Cameron’s plans for ‘Broken Britain’
Following the riots of last week, which left five people dead, David Cameron has urged Britain to find its moral compass. With thousands facing charges for violence and theft and at least £200 million in property losses, it has become a huge talking point for people nationwide. Cameron has said that senior ministers will be spending the next few weeks formulating new policies which will aim to reverse what he described as a country being dragged down by the laziness, irresponsibility and selfishness of its citizens.
Under a new scheme, all 16-year-olds will be called upon to do non-military national service as part of a new initiative designed to teach respect to an age group which is currently seen by some as lacking discipline. This echoes the German system which, up until recently, required all people from the age of 18 to undertake at least 9 months of military service. The German military was founded in 1955, and conscription has been seen as critical to civil society in order to prevent a repeat of the way in which the Nazi party was able to manipulate professional soldiers in the 1930s. However, experts argue that it has prevented the modernisation of the German military.
According to Nation Master Statistics, Germany boasts a crime rate of 7.6% (76.0 per 1,000 people) compared to Britain’s 8.56% (85.6 per 1000 people). However, these kind of statistics are often better indicators of prevalence of law enforcement and willingness to report crime, than actual numbers of people committing offences. Still, there is a clear difference in crime rates between the two countries – although it remains to be seen whether this comes down to the German method of compulsory national service or whether it is simply a case of a more effective justice system.
Labour leader, Ed Miliband, said that Mr Cameron is “reaching for shallow and superficial answers” and has once again called for a public inquiry into last week’s riots. He went on to accuse the Prime Minister of using “knee-jerking” claims which he is unlikely to follow through.
Nevertheless, the Prime Minister plans to push forward with efforts to better what he sees as ‘failing schools’ and pledged to speed up reforms to get more good schools in deprived areas.
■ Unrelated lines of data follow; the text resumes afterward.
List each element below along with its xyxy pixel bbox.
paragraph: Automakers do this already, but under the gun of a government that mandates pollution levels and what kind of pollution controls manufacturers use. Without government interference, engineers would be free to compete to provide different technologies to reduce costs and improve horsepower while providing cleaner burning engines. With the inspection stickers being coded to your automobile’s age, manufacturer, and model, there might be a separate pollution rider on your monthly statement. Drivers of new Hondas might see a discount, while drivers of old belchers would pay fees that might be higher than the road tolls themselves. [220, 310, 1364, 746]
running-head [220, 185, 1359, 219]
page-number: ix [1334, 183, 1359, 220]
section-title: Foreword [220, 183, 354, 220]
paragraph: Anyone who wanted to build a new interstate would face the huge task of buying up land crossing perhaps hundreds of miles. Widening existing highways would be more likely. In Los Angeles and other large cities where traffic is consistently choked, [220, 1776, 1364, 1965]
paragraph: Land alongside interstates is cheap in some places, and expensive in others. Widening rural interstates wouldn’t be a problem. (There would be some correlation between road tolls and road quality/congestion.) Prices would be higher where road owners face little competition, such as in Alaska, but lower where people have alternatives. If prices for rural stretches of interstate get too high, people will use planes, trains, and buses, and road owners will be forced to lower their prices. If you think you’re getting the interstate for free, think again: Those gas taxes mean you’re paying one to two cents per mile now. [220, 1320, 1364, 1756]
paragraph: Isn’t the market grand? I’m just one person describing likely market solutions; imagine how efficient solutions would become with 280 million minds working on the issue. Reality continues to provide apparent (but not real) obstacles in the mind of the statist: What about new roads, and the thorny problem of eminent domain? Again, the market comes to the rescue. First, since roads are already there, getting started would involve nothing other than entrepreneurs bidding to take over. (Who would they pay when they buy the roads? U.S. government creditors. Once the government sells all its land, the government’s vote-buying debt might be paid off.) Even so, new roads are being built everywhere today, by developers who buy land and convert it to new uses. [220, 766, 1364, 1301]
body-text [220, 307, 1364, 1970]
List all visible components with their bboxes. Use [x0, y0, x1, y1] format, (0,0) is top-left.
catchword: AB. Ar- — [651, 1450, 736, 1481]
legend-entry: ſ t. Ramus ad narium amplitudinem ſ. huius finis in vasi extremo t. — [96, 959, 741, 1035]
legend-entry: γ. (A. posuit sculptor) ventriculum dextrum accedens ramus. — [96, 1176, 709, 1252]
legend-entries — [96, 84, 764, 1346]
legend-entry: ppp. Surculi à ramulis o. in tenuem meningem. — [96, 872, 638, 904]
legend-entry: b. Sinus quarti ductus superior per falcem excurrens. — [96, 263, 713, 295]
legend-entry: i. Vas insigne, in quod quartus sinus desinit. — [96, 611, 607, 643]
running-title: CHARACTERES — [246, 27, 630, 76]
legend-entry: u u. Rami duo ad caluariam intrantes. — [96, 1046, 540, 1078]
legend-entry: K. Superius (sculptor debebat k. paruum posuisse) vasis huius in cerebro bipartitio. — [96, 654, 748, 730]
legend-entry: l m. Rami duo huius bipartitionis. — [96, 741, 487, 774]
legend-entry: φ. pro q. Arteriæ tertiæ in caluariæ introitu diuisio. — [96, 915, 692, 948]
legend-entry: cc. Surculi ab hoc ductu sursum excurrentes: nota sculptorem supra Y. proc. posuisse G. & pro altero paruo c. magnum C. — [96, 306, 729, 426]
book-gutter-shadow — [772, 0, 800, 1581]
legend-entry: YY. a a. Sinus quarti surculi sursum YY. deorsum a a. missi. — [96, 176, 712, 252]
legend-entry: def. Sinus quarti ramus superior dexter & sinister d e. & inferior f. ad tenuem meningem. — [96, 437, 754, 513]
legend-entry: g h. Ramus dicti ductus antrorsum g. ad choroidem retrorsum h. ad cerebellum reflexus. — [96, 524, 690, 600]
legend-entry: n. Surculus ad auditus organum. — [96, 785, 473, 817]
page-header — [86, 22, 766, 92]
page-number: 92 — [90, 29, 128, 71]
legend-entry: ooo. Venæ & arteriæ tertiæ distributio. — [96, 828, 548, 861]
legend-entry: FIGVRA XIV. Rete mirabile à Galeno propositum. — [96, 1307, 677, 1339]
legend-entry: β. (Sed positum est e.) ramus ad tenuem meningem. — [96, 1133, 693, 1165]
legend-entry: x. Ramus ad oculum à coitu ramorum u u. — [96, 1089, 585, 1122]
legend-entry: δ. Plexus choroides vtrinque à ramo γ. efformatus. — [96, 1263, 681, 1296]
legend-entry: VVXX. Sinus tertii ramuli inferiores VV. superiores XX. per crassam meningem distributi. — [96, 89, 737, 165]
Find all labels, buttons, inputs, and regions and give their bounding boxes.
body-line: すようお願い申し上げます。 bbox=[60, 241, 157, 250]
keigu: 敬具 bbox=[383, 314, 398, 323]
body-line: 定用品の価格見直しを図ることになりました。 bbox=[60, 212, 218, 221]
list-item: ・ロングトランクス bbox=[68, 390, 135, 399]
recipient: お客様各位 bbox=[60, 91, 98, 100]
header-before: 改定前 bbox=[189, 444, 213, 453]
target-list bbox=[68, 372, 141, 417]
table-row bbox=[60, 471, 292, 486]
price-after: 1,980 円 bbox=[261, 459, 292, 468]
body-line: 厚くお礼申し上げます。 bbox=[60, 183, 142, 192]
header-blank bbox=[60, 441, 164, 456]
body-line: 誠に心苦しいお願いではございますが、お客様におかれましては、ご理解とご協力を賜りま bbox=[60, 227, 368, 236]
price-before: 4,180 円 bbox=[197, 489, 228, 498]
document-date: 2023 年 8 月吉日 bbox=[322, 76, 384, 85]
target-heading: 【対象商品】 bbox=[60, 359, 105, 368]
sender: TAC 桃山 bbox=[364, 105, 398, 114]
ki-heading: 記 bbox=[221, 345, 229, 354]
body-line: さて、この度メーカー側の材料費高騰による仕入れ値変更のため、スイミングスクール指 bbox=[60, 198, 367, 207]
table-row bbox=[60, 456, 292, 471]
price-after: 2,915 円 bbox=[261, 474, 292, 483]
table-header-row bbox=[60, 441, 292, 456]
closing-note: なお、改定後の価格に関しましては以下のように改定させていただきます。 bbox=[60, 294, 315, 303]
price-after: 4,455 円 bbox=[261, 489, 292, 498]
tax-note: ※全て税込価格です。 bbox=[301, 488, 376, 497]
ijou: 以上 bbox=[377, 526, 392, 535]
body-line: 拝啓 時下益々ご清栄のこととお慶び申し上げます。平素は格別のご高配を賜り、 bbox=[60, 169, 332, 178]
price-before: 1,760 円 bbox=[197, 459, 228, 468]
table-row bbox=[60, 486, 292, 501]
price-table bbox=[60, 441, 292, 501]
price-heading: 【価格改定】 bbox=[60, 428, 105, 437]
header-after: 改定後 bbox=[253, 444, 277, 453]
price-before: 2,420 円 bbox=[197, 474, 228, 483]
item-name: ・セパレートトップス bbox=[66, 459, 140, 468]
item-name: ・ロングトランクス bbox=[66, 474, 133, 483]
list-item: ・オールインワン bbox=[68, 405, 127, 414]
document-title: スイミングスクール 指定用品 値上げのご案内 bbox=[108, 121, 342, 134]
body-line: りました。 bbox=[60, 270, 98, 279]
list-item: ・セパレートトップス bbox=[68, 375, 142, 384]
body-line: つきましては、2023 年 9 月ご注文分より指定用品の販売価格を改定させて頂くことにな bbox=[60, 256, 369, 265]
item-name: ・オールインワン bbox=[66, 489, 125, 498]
He pointed out that it was not just an underclass which is to blame for social ills; in his speech he claimed that “moral decline and bad behaviour is not limited to a few of the poorest parts of our society”. He also stressed that the security crackdown had to be matched by efforts from the public in wanting to better themselves: “This must be a wake-up call for our country,” he said, going on to declare a “clear ambition that within the lifetime of this Parliament, we will turn around the lives of the 120,000 most troubled families in the country”.
His aims have come under scrutiny as he announced moves towards imposing a tougher approach to those who claim unemployment benefits; he also has laid out plans to end the “chilling effect” of the human rights culture in Britain along with the health and safety rules which he sees as ‘damaging’ to British society. Harking back to the original Conservative aims, Cameron went on to outline the importance of building stronger family units and suggested a new “family test” aimed at vetting government policies and ensuring they are well-suited to families. Finally, he pressed the matter of school reforms, promising to boost the standards of teaching as well as discipline within education establishments.
The National Citizen Scheme offers teenagers the chance to abseil and canoe, amongst other activities, as well as assist with various work schemes within the community. This controversial move is one which is likely to provoke intense debate within parliament in coming weeks, as well as fuelling further divides in public opinion towards the current government.